If I now look at what has been negotiated and at the mobile services that are offered today, I can only but congratulate them for the marvelous strategic move. Moldova has well understood the needs of their country, has taken into account the (budgetary) limitations that they had to cope with and they have been able to partner with a high-tech company that is willing to accompany them on the long term. A mobile phone is no more hype but moreover a commodity good. Moldova rightly jumped straight to mobile ID (and not to the standard smartcard ID).
Between us, Belgium is now looking at the Moldova experience to evaluate the possibility of launching mobile ID as an alternative way for online authentication…
Question: What are the most important things Moldovan authorities should take in consideration in implementing e-Governance Agenda, as part of the EU e-Governance Agenda?
– Follow the commonly used EU standards (non proprietary and as open as possible)
– Respect the EU values like respect of privacy, be Open towards your citizen and industry, respect confidentiality when appropriate,…
– Be modular in the way you build your infrastructure. The EU is building a platform and a set of modules that are usable for all services.
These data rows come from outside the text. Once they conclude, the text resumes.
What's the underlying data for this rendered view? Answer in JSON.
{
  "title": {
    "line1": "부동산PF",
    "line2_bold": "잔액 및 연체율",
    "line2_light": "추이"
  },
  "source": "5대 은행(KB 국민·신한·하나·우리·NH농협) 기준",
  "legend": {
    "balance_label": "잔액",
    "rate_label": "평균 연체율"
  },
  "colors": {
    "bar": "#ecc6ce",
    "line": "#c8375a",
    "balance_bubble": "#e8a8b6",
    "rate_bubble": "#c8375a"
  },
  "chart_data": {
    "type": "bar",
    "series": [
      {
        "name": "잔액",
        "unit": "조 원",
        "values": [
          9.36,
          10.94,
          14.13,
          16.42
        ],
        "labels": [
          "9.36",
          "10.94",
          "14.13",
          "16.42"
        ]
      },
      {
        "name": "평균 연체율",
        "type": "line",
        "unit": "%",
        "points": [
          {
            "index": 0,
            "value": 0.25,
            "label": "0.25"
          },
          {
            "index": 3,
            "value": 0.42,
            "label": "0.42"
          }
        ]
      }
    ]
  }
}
Manager International Relations FEDICT; Past Chair International Council for IT in Government Administration (ICA); STORK 2.0 Partner
Frank Leyman holds a Master degree in Marketing and in Applied Economics from the University of Mons in Belgium. He started his career with IBM Belgium in the telecom division. After 6 years he joined the Belgian national Telecom operator BELGACOM where he was in charge of setting up the Corporate Services Sector. After 3 year he was appointed as Distribution Channels Director for the Belgacom Group. In 1999 he left Belgacom for a more international career by joining the company PROTON WORLD. This company is specialized in large scale smartcard based projects. He has been in charge of business development in the Middle-East and African Region and has co-developed the complete Government offering. Since mid 2005 he works for FEDICT (the Federal Public Service for ICT) where he manages International Relations as well as the relations with European Commission, OECD and the World Bank. He chairs the Identity Management Expert Group for the World Bank and is the Belgian representative in the eGovernment High Level Group of the European Commission.